Let me preface this with a lot of disclaimers:
1. I have lost a pregnancy. I know not to take anything pregnancy related for granted. Being someone who has lost a pregnancy, I know what it feels like when you hear someone complaining about their symptoms and want to just throttle them, because you would DIE for those symptoms. I still get annoyed with some of the first trimester girls who are like "oh, this morning sickness is going to kill me!!" Drives me crazy.
2. I am so, so, so, so excited and happy to be pregnant. I have never been happier in fact. I cannot WAIT for October/Nov to get here.
3. I just want to write this post for some of the other pregnant girls out there who might be feeling the same way I do.

Alright, now that my disclaimers are out of the way...

Pregnancy isn't all roses. In fact, parts of pregnancy sucks. Parts of pregnancy are some of the hardest things I've been through. I do have other medical problems that I am sure add to it... and I may just be having a 'difficult' pregnancy.. I'm not sure. But dang, it's hard.

This may be TMI, so read at your own risk... I have constipation issues that are literally driving me insane. I am continually stopped up, and it makes me miserable. I am going once a week, and thats only with the help of laxatives. I do have some chiropractic issues in that area as well. The last two times I've went in to see my CP, my L1 vertebrae has been out....this goes directly to the bowels. I take fiber, I take stool softeners, I drink extra water, I eat prunes. NOTHING. This back up causes me to throw up as well. My nausea is almost gone... but I'm still puking!

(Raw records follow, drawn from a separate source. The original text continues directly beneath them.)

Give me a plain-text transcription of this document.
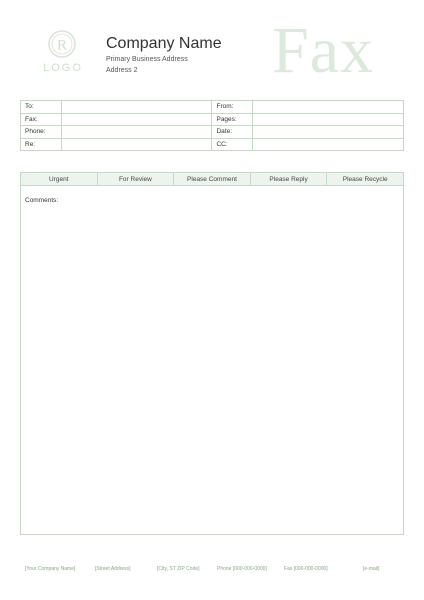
R
LOGO
Company Name
Primary Business Address
Address 2 Fax
To:		From:	
Fax:		Pages:	
Phone:		Date:	
Re:		CC:	
Urgent	For Review	Please Comment	Please Reply	Please Recycle
Comments:
[Your Company Name]	[Street Address]	[City, ST ZIP Code]	Phone [000-000-0000]	Fax [000-000-0000]	[e-mail]
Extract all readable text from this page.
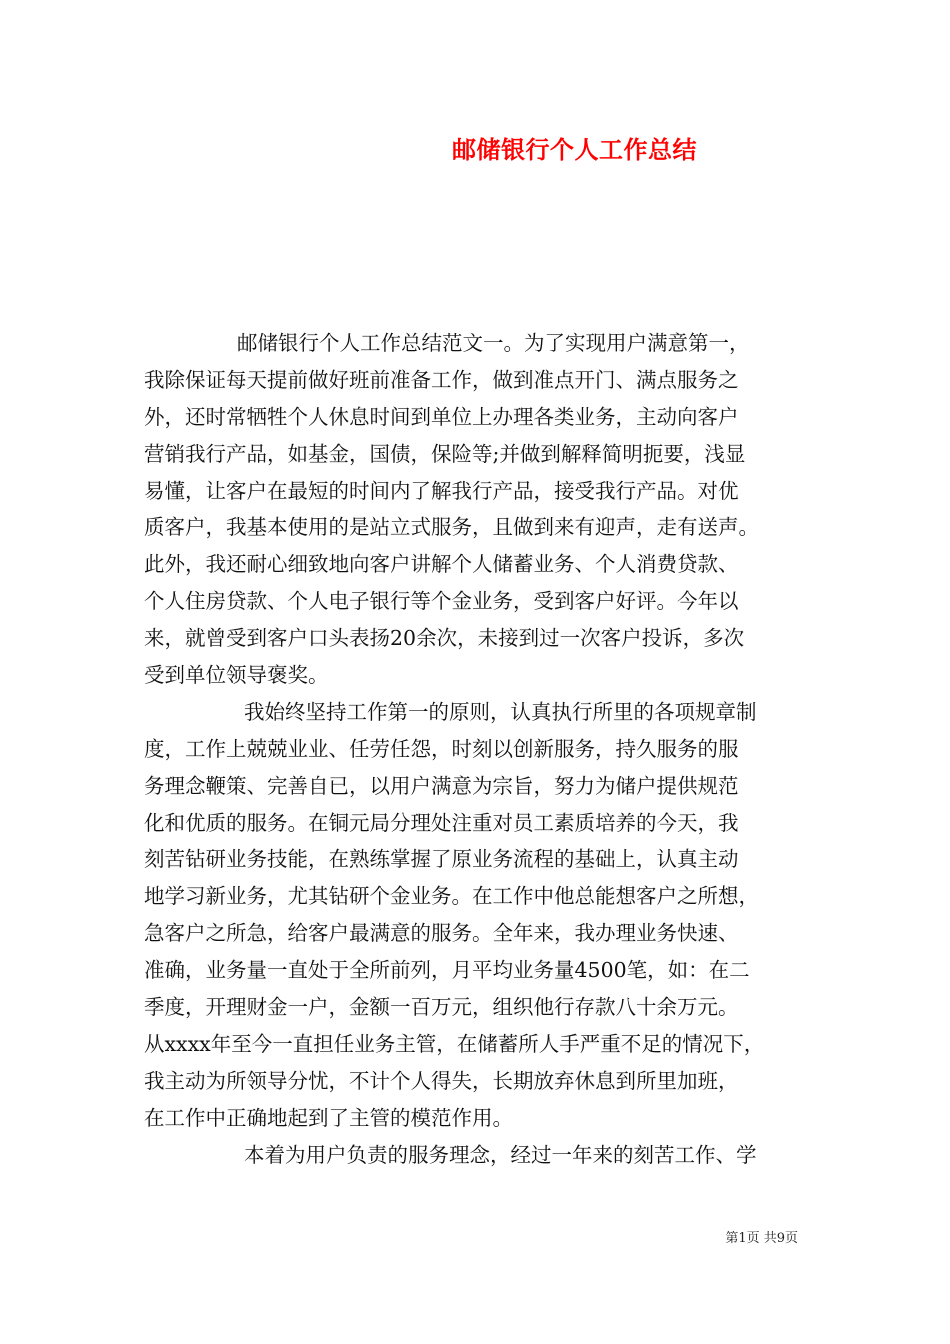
邮储银行个人工作总结
邮储银行个人工作总结范文一。为了实现用户满意第一，
我除保证每天提前做好班前准备工作，做到准点开门、满点服务之
外，还时常牺牲个人休息时间到单位上办理各类业务，主动向客户
营销我行产品，如基金，国债，保险等;并做到解释简明扼要，浅显
易懂，让客户在最短的时间内了解我行产品，接受我行产品。对优
质客户，我基本使用的是站立式服务，且做到来有迎声，走有送声。
此外，我还耐心细致地向客户讲解个人储蓄业务、个人消费贷款、
个人住房贷款、个人电子银行等个金业务，受到客户好评。今年以
来，就曾受到客户口头表扬20余次，未接到过一次客户投诉，多次
受到单位领导褒奖。
我始终坚持工作第一的原则，认真执行所里的各项规章制
度，工作上兢兢业业、任劳任怨，时刻以创新服务，持久服务的服
务理念鞭策、完善自已，以用户满意为宗旨，努力为储户提供规范
化和优质的服务。在铜元局分理处注重对员工素质培养的今天，我
刻苦钻研业务技能，在熟练掌握了原业务流程的基础上，认真主动
地学习新业务，尤其钻研个金业务。在工作中他总能想客户之所想，
急客户之所急，给客户最满意的服务。全年来，我办理业务快速、
准确，业务量一直处于全所前列，月平均业务量4500笔，如：在二
季度，开理财金一户，金额一百万元，组织他行存款八十余万元。
从xxxx年至今一直担任业务主管，在储蓄所人手严重不足的情况下，
我主动为所领导分忧，不计个人得失，长期放弃休息到所里加班，
在工作中正确地起到了主管的模范作用。
本着为用户负责的服务理念，经过一年来的刻苦工作、学
第1页 共9页
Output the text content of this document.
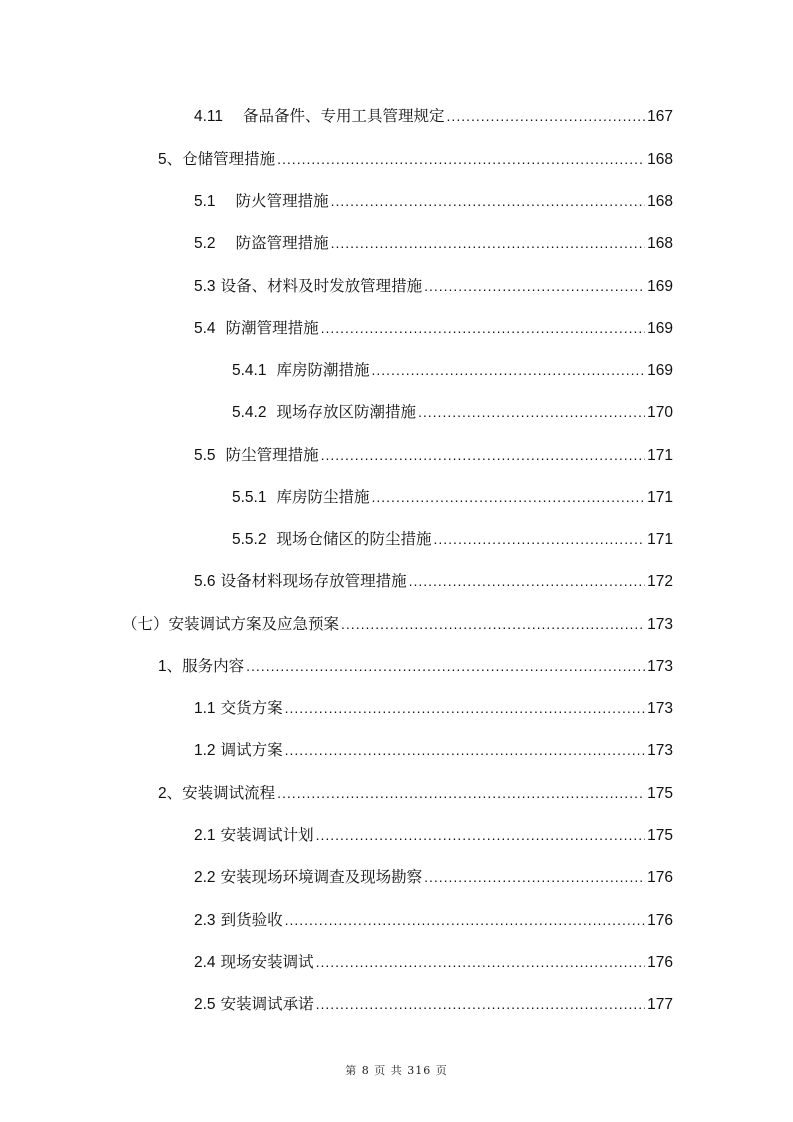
4.11 备品备件、专用工具管理规定 .....	167
5、 仓储管理措施 .....	168
5.1 防火管理措施 .....	168
5.2 防盗管理措施 .....	168
5.3 设备、材料及时发放管理措施 .....	169
5.4 防潮管理措施 .....	169
5.4.1 库房防潮措施 .....	169
5.4.2 现场存放区防潮措施 .....	170
5.5 防尘管理措施 .....	171
5.5.1 库房防尘措施 .....	171
5.5.2 现场仓储区的防尘措施 .....	171
5.6 设备材料现场存放管理措施 .....	172
（七） 安装调试方案及应急预案 .....	173
1、 服务内容 .....	173
1.1 交货方案 .....	173
1.2 调试方案 .....	173
2、 安装调试流程 .....	175
2.1 安装调试计划 .....	175
2.2 安装现场环境调查及现场勘察 .....	176
2.3 到货验收 .....	176
2.4 现场安装调试 .....	176
2.5 安装调试承诺 .....	177
第 8 页 共 316 页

I cannot stand up. I can walk, and I can sit...but I can't stand. When I stand, I get sick. I get nauseous, I get dizzy, I get hot, I feel like I'm going to pass out. This makes shopping and cooking (among other things) nearly impossible. It's one of the more annoying symptoms I have.

Headaches - Oh good Lord. I've had migraines since I was about 15, but I have never had them this bad. I MIGHT get one every few months, but I have probably had 4-7 mild ones and 1-2 bad ones in the past month. Some last more than one day.

So why am I writing about all my ailments? To let you know that I am miserable... and to let you know that it is OKAY to be miserable while pregnant. Our bodies are going through such an amazing change... of COURSE we're going to feel the ramifications. I try to listen to my body as much as possible. This means our apartment is dirty and my homework is overdue, but I want this baby to be as healthy as I can make it. I'm miserable, but its a happy misery. There are times I just have to cry because of how miserable I am...but I cannot wait until I can feel SP moving and know that it is ALL worth it. It's hard for me to feel pregnant sometimes, I just feel...miserable.

I'm almost done with school, but if I pull off all the stuff I have for my independent study class, it's going to be a freaking miracle. Once I get it done, I just have a final and a paper in my other two classes.

Remind me to post pictures of Diva, my new fur baby. She is mean as snot, and I am covered in kitten scratches, but she is a cutie!

Alright, off to order some pregnancy pilates dvds. Haha!